Je bent toch gekozen om je met allerlei onderwerpen bezig te houden. Je moet opkomen voor die zaken die de mensen belangrijk vinden, ook al heb je er persoonlijk weinig mee. Een van de onderwerpen waarvan blijkt dat de mensen zich er het meeste druk over maken is het parkeerbeleid. Ik heb zelf geen auto, zelfs geen rijbewijs, en ik had me daar nog nooit druk over gemaakt of in verdiept, maar als je in de Raad zit, dan word je erop aangesproken. Zo ben ik ook bij een actie op dat vlak betrokken geraakt. Je moet je er dan mee bezighouden, het is namelijk een onderdeel van de realiteit van de mensen die jij vertegenwoordigt.

Ik kan heel goed begrijpen dat ook linkse en activistisch ingestelde mensen zich helemaal in een gemeenteraad kunnen verliezen, er helemaal door opgeslokt worden. Je moet daar heel bewust mee bezig zijn.
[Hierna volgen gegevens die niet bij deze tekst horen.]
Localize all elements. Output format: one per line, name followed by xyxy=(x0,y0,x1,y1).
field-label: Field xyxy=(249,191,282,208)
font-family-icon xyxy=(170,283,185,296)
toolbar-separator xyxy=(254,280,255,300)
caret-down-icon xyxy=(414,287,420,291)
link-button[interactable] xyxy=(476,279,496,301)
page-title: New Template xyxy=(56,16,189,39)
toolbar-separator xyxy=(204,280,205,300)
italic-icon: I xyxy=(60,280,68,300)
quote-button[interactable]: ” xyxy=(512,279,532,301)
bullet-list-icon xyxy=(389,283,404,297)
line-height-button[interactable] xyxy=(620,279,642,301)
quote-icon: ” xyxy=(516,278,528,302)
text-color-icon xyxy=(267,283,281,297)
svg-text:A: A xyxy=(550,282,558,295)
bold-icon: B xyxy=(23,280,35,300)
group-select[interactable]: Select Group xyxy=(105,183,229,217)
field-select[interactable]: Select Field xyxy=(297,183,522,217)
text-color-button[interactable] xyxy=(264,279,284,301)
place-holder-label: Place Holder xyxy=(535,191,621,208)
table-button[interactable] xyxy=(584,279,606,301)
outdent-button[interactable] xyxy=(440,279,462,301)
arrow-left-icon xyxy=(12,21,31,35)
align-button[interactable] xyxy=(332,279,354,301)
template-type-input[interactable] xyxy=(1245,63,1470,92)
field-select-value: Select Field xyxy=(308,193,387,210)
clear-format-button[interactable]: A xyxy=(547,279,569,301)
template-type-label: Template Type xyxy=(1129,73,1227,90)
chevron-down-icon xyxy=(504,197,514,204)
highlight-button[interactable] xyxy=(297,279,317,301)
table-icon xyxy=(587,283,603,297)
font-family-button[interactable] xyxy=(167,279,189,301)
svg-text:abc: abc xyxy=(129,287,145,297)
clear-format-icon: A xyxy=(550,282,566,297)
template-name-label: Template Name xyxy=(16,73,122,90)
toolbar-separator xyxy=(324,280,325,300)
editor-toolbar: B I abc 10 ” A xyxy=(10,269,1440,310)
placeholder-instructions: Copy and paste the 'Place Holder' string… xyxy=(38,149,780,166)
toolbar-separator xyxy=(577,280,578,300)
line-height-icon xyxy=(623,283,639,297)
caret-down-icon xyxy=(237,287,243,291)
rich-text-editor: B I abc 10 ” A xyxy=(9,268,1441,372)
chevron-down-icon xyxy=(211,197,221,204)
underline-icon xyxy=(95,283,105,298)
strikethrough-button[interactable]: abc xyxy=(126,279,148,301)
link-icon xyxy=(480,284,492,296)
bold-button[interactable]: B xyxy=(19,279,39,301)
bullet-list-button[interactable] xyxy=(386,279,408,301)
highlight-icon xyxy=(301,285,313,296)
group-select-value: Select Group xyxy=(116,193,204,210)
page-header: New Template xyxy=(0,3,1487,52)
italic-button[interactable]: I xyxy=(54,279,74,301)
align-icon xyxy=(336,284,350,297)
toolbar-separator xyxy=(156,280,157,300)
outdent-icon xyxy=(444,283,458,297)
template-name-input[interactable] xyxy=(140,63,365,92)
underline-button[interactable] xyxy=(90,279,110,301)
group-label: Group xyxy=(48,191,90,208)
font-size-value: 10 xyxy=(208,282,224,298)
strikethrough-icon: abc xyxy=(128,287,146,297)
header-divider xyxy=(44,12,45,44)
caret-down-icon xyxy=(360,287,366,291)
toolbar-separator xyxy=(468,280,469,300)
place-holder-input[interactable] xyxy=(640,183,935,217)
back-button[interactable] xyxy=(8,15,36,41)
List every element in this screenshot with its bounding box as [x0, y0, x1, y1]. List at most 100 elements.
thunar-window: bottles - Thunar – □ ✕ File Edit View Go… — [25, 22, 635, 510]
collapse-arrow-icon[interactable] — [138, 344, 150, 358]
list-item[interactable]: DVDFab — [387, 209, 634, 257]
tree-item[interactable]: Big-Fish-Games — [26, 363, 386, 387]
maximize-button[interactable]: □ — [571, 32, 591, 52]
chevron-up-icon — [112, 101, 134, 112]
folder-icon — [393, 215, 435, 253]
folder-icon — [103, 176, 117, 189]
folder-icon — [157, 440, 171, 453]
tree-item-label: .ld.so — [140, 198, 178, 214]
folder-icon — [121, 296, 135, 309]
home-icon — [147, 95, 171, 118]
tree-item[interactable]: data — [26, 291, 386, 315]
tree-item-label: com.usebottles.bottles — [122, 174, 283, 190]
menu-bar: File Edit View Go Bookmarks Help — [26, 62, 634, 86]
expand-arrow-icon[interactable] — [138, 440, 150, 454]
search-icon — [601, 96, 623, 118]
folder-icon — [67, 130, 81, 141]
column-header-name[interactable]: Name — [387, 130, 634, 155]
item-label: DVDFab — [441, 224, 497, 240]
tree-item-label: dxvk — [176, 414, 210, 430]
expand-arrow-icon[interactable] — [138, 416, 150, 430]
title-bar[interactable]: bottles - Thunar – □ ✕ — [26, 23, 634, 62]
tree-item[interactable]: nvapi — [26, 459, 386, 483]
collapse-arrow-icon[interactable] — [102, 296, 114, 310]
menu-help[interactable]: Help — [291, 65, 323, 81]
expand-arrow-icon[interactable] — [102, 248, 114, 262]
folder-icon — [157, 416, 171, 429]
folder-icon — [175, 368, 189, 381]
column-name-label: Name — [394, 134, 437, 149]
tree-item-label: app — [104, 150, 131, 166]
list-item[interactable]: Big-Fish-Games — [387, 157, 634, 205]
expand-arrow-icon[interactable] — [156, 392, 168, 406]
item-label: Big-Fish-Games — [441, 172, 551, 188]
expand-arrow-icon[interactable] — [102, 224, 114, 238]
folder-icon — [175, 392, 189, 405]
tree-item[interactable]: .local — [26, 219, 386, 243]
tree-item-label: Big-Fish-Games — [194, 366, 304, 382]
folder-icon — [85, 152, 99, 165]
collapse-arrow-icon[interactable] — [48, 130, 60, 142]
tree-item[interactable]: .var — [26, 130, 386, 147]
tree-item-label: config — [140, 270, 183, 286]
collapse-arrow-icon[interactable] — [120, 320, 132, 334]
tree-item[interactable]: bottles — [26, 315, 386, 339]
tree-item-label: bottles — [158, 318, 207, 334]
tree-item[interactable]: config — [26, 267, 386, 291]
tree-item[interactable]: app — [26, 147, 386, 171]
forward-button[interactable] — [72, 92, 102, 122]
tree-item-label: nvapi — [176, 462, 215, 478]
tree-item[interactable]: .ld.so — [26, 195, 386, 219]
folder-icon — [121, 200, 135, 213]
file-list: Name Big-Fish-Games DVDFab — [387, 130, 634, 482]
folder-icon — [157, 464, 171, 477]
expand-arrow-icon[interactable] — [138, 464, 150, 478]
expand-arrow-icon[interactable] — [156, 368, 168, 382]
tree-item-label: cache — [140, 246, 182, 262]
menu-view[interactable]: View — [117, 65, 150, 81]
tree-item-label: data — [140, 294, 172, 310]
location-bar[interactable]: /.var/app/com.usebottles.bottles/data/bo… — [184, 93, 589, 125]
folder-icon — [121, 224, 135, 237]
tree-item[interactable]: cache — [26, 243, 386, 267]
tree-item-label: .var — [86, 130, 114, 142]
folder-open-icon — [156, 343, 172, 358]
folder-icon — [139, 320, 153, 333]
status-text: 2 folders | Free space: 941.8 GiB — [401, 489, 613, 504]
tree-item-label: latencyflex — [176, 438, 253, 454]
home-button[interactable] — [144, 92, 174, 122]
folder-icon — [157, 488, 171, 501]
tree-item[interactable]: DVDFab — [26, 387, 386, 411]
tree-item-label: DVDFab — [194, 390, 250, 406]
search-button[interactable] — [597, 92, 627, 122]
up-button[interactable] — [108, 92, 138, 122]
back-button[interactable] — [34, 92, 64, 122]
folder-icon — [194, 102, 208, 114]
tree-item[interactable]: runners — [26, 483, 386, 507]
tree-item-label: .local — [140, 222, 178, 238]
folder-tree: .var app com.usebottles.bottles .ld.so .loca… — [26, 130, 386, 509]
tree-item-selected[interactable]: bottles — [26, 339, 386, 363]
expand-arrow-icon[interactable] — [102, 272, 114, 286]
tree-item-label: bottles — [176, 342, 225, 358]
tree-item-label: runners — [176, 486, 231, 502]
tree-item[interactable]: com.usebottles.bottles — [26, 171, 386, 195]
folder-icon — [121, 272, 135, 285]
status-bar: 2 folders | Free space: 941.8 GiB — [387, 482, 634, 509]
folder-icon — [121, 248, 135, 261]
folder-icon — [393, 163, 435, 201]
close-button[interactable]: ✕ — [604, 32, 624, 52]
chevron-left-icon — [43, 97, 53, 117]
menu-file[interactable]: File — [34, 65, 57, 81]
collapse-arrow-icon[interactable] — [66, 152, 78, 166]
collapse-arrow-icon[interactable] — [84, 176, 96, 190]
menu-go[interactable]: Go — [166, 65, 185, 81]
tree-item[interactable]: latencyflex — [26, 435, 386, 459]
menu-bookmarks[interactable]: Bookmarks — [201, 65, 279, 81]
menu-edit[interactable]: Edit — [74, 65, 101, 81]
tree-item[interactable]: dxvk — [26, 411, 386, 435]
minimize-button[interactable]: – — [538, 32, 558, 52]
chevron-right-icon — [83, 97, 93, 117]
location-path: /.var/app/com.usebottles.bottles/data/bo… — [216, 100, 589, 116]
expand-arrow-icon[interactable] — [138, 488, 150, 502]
Er zijn een hoop dingen waar je je in moet verdiepen en ideeën over moet ontwikkelen en uitdragen, maar daarnaast zijn er ook heel veel dingen die voorbij komen die je ook echt voorbij moet laten gaan. Dat is wel iets dat je moet leren. En dat doe je niet alleen. Dat doe je binnen de SP-afdeling.

Er is natuurlijk ook een hele grote druk om je aan te passen aan de rest van de Raad, om je een beetje te conformeren. Direct na de verkiezingen begon dat al. Toen was er een weekend in Bergen aan Zee voor de hele gemeenteraad. Ik zie me daar nog zitten met een PvdA’er, een leefbare of een VVD’er op een zitzak spelletjes doen in het kader van de teambuilding. Maar je bent als gemeenteraad natuurlijk helemaal geen team. Uiteraard moet je als mensen een beetje fatsoenlijk met elkaar om gaan, ook in de Raad, maar je zit daar als vertegenwoordiger van verschillende partijen, je vertegenwoordigt verschillende belangen. Je zit daar om politieke strijd te leveren. Een team moet je vormen met je politieke partij, met je achterban, niet met je tegenstanders.”